Health interventions have become even more important during the COVID-19 pandemic. Throughout the pandemic, Black, Latino, Native, and other minority communities have been disproportionately hit hard. These communities were more likely to be exposed as they make up a great share of essential workers, more often live in overcrowded intergenerational households, and lack access to care and effective intervention. Compared to whites in Los Angeles County, the age-adjusted death count from COVID-19 per 100,000 residents for Native Americans is 1.6 times as large, 2.9 times as large for Latinos, 1.8 times as large for African Americans, and 3.5 times as large for Pacific Islanders. These terrible outcomes are in part due to chronic underinvestment in healthcare interventions in communities of color.
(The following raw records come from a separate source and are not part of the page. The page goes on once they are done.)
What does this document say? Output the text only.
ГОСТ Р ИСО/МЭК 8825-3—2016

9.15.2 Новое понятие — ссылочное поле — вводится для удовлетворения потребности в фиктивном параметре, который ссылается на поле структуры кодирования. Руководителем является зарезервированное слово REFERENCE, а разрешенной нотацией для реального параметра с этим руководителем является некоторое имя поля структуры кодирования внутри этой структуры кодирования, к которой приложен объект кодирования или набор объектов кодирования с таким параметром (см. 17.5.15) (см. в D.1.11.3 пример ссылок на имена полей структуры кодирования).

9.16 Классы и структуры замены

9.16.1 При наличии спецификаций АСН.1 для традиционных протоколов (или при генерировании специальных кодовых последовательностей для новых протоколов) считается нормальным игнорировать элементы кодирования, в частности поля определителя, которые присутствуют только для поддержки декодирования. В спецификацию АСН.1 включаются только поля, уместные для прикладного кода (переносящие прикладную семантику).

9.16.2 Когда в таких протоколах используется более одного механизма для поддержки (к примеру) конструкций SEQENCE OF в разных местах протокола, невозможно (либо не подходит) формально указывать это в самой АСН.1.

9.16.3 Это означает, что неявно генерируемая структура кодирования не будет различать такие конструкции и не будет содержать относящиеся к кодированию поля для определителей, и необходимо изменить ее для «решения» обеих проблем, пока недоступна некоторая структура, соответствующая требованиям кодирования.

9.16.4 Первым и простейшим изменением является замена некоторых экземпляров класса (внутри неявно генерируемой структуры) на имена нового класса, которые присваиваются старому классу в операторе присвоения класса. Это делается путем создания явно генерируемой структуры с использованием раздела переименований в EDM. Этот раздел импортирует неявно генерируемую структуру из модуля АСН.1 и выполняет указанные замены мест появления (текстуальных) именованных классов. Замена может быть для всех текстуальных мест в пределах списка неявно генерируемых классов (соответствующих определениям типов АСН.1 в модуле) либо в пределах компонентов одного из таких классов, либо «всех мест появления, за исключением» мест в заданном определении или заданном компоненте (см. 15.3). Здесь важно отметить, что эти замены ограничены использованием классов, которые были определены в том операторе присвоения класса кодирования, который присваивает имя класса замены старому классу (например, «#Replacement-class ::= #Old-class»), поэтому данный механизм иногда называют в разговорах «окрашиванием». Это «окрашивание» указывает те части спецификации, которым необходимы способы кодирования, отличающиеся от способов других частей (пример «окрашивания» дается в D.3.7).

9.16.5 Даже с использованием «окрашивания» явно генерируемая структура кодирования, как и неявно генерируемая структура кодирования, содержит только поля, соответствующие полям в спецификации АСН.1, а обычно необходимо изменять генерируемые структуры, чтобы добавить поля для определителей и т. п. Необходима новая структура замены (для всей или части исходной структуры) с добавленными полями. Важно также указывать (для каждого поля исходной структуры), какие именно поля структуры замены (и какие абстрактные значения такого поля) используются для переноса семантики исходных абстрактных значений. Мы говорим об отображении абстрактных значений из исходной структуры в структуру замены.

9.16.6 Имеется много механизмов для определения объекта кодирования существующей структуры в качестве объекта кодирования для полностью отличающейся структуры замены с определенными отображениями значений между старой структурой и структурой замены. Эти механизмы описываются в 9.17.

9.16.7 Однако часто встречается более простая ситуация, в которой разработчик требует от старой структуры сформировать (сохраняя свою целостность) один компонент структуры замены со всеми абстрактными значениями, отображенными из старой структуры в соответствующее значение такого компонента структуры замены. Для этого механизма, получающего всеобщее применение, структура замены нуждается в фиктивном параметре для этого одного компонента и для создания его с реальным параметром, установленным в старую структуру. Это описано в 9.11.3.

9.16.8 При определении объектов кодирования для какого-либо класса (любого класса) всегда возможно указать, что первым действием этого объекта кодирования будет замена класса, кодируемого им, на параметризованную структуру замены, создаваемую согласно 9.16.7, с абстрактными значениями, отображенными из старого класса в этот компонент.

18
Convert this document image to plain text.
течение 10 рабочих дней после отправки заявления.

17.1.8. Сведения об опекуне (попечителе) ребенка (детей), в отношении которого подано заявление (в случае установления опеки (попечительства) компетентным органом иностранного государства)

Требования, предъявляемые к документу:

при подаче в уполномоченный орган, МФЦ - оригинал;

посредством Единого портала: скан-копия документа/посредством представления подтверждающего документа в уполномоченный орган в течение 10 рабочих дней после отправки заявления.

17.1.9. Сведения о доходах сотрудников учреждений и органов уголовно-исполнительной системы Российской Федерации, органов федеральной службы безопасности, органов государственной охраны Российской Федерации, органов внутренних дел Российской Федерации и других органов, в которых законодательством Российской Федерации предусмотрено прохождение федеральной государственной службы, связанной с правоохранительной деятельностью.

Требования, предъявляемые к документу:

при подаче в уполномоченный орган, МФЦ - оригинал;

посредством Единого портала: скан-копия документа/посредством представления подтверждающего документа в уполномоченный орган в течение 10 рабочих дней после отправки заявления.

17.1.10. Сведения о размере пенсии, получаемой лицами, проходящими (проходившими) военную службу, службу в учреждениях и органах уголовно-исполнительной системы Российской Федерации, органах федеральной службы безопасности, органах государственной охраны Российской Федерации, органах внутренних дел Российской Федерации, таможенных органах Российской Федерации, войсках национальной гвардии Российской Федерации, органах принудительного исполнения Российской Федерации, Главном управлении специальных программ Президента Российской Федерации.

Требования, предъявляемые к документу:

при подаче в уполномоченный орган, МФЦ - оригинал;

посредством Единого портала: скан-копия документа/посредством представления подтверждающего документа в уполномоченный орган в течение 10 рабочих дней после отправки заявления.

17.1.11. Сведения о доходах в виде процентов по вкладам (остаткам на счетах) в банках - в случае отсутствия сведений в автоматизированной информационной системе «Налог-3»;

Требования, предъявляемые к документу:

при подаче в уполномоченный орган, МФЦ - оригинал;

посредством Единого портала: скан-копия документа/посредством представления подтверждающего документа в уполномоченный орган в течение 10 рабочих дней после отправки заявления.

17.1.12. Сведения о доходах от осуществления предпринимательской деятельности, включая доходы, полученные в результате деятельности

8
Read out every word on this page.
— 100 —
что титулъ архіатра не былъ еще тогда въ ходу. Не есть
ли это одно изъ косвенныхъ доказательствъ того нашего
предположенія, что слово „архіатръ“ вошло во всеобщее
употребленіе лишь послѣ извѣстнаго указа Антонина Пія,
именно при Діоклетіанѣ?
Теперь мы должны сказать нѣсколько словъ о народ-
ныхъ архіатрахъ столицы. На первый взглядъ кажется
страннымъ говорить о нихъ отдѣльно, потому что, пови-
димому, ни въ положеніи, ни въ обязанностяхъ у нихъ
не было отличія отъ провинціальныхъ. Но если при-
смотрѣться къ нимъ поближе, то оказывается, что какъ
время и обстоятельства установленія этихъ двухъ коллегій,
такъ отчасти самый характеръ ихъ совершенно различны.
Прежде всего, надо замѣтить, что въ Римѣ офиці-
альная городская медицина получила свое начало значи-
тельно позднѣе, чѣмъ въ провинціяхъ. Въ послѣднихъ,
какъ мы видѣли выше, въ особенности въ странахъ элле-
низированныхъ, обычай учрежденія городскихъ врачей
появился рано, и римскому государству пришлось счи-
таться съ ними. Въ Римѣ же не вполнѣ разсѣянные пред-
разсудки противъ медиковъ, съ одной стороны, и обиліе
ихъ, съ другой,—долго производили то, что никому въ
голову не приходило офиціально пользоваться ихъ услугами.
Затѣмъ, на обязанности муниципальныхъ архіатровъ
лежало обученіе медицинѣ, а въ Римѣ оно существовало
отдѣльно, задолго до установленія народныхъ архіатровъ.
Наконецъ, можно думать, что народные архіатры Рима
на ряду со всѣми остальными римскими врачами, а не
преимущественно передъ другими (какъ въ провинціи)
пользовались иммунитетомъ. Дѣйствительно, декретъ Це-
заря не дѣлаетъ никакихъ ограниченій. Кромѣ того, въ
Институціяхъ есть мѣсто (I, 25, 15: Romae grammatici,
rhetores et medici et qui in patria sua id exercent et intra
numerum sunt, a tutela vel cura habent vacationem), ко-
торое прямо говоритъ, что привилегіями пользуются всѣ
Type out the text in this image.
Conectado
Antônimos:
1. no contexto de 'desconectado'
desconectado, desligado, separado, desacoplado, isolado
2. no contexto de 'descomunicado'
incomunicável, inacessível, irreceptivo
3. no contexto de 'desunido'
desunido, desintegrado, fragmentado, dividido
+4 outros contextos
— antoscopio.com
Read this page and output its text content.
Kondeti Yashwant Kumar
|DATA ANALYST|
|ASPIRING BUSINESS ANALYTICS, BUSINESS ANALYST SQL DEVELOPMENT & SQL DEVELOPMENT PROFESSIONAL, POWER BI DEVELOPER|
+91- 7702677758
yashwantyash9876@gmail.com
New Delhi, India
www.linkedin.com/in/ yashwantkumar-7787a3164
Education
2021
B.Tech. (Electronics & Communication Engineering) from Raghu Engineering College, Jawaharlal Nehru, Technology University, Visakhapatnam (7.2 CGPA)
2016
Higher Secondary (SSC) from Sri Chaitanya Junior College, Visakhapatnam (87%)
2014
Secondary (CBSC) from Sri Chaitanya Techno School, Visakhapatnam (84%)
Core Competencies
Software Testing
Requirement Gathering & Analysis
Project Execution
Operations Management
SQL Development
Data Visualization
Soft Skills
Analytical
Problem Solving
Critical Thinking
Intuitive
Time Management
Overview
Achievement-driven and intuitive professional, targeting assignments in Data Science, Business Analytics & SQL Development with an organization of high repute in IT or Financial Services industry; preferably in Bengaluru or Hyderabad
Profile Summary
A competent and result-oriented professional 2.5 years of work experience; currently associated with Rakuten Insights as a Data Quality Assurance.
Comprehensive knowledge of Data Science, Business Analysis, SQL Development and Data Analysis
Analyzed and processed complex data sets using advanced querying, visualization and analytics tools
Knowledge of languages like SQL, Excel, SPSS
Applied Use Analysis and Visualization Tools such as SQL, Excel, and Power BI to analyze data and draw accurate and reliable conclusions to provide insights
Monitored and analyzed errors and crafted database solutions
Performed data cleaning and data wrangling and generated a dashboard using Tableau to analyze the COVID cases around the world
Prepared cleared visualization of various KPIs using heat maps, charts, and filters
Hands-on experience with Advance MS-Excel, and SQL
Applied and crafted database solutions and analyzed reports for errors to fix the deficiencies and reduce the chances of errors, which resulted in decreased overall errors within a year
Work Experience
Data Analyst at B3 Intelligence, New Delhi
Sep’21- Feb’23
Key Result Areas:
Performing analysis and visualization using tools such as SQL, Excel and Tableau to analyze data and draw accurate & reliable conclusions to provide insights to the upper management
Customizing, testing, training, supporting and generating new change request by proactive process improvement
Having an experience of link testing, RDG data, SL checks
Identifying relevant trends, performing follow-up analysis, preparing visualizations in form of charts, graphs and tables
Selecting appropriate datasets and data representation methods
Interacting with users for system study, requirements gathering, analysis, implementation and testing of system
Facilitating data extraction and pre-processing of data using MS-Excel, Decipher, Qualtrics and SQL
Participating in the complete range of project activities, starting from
Even after the vaccine rollout, this inequality persists. Relative vaccination rates differ across race and ethnicity. As of October 21st, 2021, the percentage of the white adult population who had received at least one dose of a COVID-19 vaccine was 73%, yet it was only 64% for Latinos and 56% for African Americans in Los Angeles County. Black Angelenos have also seen increased infection and hospitalization rates, even as they fell for other groups.
The Way Forward
Yet the challenge of healthcare intervention during COVID-19 has also demonstrated some of the ways we can invest in preventative care in underserved communities to close the gap. The Los Angeles’ COVID-19 Emergency Fund addresses the most pressing form of preventative care right now — COVID-19 vaccines. Amongst other initiatives, the fund will expand the City’s Mobile Outreach for Vaccine Equity (MOVE) program which prioritizes care for the communities hit hardest by the pandemic.
The way forward must also be driven by initiatives with greater support for community-based organizations. Community health workers, like those in LA County’s Promotoras program, help build trust between service providers and potential clients. Culturally attuned community-based work that recognizes the economic and social determinants of health is the best way to promote health in underserved communities.